Jeff Gundlach says Neel Kashkari will be the next Federal Reserve chair
DoubleLine Funds CEO Jeffrey Gundlach has an unconventional pick to be the next Chair of the Federal Reserve: Neel Kashkari.
Gundlach told Bethany McLean at Vanity Fair’s New Establishment Summit on Tuesday that Kashkari, currently the president of the Federal Reserve Bank of Minneapolis, should be the next Fed chair because “he’s the most easy money guy at the Fed right now.”
“I think I’m the only guy on God’s green earth that thinks it will be Neel Kashkari,” Gundlach said.
As of Wednesday morning, odds listed on political prediction site PredictIt had Kevin Warsh, a former Fed governor appointed during the Bush administration, as the most likely candidate to succeed Chair Janet Yellen.
Kashkari had shot up to second-most likely to succeed Yellen after being unlisted before Gundlach’s comments on Tuesday evening.
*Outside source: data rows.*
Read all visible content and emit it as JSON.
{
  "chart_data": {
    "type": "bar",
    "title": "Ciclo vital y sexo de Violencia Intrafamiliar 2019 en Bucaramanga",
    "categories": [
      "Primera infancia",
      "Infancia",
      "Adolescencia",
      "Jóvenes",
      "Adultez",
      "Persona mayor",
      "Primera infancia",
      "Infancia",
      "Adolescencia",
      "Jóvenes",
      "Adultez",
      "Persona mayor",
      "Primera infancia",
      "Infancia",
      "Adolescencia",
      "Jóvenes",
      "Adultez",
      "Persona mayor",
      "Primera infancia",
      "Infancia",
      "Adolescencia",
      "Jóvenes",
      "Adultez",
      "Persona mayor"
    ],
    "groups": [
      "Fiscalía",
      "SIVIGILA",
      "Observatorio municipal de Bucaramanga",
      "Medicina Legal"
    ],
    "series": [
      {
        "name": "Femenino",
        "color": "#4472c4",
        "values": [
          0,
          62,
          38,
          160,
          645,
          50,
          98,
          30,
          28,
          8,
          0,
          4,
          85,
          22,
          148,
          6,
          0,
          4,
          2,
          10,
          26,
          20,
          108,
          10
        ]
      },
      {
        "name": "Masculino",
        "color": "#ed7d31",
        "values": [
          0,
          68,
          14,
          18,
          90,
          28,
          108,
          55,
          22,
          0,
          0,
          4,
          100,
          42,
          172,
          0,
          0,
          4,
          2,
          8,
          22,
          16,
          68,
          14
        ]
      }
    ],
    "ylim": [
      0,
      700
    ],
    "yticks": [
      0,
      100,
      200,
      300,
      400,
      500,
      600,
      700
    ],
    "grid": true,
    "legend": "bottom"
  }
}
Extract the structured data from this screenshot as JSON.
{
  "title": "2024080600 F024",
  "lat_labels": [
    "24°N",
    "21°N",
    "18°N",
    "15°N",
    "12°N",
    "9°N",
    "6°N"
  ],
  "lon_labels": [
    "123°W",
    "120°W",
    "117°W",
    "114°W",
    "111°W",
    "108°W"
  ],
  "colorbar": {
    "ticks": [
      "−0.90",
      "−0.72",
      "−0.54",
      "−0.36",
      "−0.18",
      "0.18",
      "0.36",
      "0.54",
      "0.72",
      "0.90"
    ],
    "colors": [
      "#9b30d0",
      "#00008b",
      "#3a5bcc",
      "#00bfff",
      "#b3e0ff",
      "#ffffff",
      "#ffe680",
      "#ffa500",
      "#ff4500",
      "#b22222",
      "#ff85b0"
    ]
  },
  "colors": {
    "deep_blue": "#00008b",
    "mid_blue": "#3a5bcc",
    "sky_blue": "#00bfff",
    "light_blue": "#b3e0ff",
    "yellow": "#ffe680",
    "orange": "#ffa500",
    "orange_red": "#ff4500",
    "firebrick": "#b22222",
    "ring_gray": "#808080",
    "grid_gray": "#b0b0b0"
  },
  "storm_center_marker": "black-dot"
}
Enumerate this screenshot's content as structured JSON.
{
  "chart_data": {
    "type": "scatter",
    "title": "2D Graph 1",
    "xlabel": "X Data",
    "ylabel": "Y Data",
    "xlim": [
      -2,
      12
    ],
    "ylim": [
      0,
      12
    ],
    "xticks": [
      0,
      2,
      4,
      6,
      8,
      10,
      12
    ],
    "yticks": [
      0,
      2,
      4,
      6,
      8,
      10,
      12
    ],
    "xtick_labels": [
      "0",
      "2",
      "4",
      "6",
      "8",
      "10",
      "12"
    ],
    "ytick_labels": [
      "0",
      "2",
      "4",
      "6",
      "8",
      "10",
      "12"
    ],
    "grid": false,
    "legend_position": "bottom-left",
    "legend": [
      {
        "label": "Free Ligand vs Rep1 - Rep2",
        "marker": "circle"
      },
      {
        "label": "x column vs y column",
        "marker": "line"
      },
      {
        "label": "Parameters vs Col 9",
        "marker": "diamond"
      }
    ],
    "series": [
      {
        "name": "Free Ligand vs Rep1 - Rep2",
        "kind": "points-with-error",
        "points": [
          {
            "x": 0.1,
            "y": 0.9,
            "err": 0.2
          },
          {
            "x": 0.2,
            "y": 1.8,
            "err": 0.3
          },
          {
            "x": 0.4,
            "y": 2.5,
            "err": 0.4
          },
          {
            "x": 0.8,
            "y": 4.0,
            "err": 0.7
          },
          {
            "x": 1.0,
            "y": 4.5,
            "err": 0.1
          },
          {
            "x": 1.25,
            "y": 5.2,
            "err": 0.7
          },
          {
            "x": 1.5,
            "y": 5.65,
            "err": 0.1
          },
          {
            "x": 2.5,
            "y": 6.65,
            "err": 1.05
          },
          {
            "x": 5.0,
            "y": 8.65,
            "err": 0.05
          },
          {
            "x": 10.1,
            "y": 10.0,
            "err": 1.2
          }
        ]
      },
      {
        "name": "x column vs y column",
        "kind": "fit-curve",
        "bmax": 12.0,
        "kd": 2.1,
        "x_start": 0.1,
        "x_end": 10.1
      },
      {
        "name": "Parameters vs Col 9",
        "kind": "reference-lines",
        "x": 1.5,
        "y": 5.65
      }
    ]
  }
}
PredictIt did not have a market for Kashkari before Gundlach’s call.
Jerome Powell, currently a Fed governor, is seen as the third-most likely candidate. Yellen is fourth.
On Monday, Kashkari wrote an essay which outlined why some of the Fed’s policies have been holding back the U.S. economy, particularly when it comes to generating inflation which has persistently undershot the Fed’s 2% target. As a member of the Federal Open Market Committee, the Fed committee which votes on monetary policy, Kashkari has voted against the Fed’s actions twice.
Gundlach said Kashkari’s latest essay effectively argued for more easy money policies — which basically involves keeping interest rates low and maintaining a large balance sheet — which would be an economic positive for President Donald Trump’s base.
“I think the President, if he’s going to retain his base, needs to deliver something to the disaffected middle class,” Gundlach said. “A stronger dollar is not good for achieving that agenda. A weak dollar is actually positive. And easy money is more a friend of a weak dollar than tight money.”
Following Trump’s election, bond yields moved higher, the dollar rallied, and the stock market rallied in anticipation of faster economic growth and more restrictive trade policies coming from the Trump administration’s economic plans. Through most of 2017, the dollar has declined relative to other major currencies and hit levels not seen in almost three years back in September, however if the Fed continues on its plans to raise interest rates in the coming years the dollar would be expected to re-strengthen.
Kaskhari, who is not a traditionally trained economist and previously worked at Goldman Sachs (GS) as well as oversaw the TARP program under President Obama, made firming regulations on big financial institutions a cornerstone of his agenda after taking over the reigns at the Minneapolis Fed in early 2016.
Specifically, as Kashkari told Yahoo Finance last year, “A lot of work has been done since 2008, but the biggest banks are still too big to fail. And in my view, we need to do something about that.”
Gundlach, however, was fairly sanguine when it came to concerns McLean raised over Kashkari’s view of large banks, which could be seen as a negative were he to take the top job at the Fed.
“Easy money would be good for the banking sector,” Gundlach said. “It would make the proposition of the banks who lend long and borrow short more attractive.” A Fed chair who might be seen, then, as a natural enemy of the banking sector might not really be bad thing if his goal is to support policies that keep money abundant in the financial system.
So Gundlach — who thinks there is no chance that Yellen will be named, nor would want to be named, to another term at the top of the central bank — has once again made an outside call.
In 2016, Gundlach predicted that Donald Trump would win the presidency, telling McLean that he never thought Hillary Clinton would be president and that after meeting Jeb Bush he didn’t think he had the right stuff to win.
And so when it comes to central banking, Gundlach once again sees an outsider on the horizon.